Inman: Based on my past research, some helpful strategies include reading biblically based body affirming statements. I found that people who thought about these beliefs and these biblical passages—our body has been blessed by God; it is to be in God’s service— felt more loved and cherished when compared to people reading nonreligious passages.

Wivliet: Body surveillance happens in the church, in youth group, during fellowship. We can be surveying bodies the whole time we’re supposed to be in worship.

Inman: If people are preoccupied with the body, they’re going to be speaking out body comparison and body talk. There’s research looking at “fat talk”: “I feel fat today,” or “I don’t know if I should have that brownie.” That needs to get out of our language. [Researchers have found] that a mom’s evaluation of her own body can affect the child’s evaluation of his or her own body.

Wivliet: The visual is so captivating; we’re very visual people. We need to be willing to talk about [our response] to the visual images that we’re bombarded with constantly—not obsessing over it but acknowledging it.

Inman: There are media awareness interventions based on studies out there that have looked at educating kids on airbrushing, etc. The informed youth were less influenced by the media than non-informed youth. There are also contemporary models of body acceptance—like Meghan Trainor upset over her music video editors Photoshopping a slimmer waist—and biblical models as well.
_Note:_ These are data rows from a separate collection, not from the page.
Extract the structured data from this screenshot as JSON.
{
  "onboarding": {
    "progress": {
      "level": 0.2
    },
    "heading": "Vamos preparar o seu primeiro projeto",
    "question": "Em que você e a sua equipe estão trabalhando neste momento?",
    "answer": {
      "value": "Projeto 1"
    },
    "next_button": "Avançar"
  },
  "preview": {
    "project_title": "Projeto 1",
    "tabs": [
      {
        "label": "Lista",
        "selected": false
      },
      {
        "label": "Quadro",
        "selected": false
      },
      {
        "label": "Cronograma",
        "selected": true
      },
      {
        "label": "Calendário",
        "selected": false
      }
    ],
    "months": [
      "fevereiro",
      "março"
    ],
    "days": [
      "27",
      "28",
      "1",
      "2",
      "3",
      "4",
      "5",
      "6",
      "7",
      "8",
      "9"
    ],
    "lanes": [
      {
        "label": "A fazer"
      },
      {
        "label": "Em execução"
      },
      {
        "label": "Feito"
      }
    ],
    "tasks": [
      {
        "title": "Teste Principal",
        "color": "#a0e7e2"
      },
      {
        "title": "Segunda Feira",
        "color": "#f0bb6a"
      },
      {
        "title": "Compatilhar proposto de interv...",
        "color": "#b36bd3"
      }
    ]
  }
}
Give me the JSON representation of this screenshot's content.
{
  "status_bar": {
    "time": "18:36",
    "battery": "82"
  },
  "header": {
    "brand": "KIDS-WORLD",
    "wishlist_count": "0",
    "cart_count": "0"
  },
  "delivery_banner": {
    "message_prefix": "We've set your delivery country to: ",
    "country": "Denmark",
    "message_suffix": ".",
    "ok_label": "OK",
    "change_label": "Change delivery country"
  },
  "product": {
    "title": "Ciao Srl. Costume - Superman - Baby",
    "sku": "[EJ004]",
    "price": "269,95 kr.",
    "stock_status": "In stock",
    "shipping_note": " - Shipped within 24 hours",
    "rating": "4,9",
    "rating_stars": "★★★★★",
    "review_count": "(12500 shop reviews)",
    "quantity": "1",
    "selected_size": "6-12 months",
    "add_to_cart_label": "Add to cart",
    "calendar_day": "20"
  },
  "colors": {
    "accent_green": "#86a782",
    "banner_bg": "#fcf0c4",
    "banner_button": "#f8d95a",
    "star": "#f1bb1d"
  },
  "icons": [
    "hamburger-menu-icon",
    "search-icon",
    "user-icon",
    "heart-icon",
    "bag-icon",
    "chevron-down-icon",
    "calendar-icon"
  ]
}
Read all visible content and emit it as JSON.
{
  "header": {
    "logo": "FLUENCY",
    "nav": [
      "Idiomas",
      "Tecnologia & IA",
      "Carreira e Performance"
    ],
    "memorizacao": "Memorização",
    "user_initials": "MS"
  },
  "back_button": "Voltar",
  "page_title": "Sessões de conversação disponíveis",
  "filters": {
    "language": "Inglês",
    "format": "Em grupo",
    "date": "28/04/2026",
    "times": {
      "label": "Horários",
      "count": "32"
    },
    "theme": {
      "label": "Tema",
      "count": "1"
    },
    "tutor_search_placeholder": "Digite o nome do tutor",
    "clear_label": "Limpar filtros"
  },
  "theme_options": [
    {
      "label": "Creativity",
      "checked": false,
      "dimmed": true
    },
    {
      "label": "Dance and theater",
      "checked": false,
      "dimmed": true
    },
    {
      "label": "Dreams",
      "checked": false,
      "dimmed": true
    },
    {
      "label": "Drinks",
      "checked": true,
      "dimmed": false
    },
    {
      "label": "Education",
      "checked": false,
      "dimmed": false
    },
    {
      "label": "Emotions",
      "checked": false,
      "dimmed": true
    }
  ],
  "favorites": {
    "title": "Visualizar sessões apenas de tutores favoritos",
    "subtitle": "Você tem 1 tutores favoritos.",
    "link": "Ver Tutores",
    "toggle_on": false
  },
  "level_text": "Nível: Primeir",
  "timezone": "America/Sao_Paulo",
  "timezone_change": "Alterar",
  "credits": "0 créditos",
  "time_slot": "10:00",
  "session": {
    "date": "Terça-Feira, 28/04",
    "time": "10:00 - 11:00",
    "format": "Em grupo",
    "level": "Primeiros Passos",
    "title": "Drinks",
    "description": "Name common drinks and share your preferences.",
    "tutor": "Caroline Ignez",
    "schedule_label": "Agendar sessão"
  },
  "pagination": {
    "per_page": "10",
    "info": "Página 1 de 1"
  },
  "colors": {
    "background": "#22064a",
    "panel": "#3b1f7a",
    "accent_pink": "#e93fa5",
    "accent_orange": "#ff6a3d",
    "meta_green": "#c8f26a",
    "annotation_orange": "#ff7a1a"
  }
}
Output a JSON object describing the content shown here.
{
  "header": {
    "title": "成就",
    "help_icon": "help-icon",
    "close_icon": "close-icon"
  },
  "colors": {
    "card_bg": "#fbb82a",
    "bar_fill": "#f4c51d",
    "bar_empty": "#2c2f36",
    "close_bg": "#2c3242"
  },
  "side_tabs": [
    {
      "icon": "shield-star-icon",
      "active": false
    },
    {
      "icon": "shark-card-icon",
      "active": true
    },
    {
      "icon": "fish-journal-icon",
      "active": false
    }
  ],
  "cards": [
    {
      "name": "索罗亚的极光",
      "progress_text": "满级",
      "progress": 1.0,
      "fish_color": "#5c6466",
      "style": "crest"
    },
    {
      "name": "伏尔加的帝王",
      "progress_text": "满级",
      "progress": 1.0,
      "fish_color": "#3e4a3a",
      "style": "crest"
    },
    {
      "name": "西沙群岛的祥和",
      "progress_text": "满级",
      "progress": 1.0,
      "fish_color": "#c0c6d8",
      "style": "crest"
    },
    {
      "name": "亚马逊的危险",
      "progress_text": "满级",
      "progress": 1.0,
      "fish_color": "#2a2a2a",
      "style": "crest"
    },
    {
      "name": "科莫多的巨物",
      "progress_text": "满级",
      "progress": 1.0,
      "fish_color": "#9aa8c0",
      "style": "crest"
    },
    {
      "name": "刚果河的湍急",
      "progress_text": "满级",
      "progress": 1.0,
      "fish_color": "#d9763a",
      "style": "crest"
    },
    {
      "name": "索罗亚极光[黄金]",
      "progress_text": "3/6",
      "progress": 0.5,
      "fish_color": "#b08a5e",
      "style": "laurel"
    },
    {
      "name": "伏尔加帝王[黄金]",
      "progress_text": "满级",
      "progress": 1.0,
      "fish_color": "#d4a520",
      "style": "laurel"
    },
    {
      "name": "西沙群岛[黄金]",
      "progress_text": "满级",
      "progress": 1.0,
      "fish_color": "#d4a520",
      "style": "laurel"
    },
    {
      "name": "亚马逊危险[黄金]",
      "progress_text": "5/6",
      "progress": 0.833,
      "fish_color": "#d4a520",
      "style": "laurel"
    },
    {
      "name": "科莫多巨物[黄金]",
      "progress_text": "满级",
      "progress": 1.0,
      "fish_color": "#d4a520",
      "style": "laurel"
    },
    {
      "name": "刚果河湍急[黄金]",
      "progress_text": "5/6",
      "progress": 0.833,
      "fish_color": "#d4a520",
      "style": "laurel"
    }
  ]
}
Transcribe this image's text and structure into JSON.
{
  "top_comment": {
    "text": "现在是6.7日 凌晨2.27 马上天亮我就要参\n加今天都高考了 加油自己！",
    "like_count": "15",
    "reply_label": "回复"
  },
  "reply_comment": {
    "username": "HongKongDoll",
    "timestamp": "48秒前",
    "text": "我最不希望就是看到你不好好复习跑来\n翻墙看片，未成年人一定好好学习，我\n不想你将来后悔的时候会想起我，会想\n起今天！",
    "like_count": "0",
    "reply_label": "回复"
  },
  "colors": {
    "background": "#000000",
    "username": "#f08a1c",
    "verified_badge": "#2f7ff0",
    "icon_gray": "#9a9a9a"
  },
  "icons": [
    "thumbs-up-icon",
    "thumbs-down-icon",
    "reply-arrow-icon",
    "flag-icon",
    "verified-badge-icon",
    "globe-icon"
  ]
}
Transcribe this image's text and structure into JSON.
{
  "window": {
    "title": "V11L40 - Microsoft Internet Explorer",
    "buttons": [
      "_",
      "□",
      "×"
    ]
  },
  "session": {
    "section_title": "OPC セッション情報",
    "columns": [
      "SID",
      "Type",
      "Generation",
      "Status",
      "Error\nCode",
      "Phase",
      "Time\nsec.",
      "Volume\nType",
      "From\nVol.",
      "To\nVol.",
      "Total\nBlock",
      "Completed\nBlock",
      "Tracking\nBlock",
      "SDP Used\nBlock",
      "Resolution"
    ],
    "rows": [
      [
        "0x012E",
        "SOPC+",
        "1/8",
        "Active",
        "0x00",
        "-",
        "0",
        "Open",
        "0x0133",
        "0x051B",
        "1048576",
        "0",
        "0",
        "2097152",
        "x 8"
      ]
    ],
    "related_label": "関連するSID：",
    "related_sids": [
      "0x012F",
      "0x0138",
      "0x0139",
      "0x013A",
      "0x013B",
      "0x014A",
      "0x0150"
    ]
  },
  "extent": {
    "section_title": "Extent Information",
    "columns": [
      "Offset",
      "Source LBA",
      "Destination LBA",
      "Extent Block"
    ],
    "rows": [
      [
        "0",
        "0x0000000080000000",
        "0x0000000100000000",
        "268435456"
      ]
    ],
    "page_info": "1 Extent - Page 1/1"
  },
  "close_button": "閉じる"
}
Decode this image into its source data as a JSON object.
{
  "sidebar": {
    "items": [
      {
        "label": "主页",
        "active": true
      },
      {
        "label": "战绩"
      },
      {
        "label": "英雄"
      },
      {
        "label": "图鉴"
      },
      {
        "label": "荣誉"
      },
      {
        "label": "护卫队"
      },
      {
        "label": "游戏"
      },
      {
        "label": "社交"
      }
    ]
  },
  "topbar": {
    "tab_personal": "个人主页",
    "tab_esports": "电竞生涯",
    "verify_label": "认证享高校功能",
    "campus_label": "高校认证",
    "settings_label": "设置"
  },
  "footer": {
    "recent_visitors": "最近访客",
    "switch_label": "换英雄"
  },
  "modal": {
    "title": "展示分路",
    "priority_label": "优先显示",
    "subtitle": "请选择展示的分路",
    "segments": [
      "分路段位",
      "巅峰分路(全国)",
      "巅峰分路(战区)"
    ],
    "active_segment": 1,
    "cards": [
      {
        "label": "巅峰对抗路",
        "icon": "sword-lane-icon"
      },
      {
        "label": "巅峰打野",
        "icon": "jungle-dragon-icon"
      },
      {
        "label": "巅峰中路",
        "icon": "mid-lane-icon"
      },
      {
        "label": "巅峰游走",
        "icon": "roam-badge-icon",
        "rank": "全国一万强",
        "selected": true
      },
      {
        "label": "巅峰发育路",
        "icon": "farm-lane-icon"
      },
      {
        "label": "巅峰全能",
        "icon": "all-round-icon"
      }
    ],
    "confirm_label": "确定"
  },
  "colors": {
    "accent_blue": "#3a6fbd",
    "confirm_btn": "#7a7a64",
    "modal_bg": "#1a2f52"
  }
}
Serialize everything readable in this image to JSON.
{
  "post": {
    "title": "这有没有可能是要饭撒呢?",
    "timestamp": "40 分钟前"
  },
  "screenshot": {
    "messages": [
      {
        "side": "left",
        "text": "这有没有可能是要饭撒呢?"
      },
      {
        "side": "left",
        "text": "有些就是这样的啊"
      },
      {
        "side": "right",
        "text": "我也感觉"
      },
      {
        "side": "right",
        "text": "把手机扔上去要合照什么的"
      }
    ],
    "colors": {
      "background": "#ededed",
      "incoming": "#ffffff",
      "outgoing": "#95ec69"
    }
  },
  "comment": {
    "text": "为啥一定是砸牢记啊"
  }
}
Moses was a stutterer, but God used him in his imperfection.

Witvliet: We can engage and appreciate each other for who we are as image bearers of God and what we can contribute rather than reducing others to the flatness of a billboard or screen image. We can pay attention to how we greet one another. Is the first thing out of our mouth: “It’s so good to see you. You look great”? That’s an evaluative appearance statement. Can we say: “It’s so good to be together”? Find something you can always praise about appearance that never changes: “I love your eyes”; “I love your smile.” These approaches embrace a vision of who we are as persons—valuing each other and ourselves as embodied souls.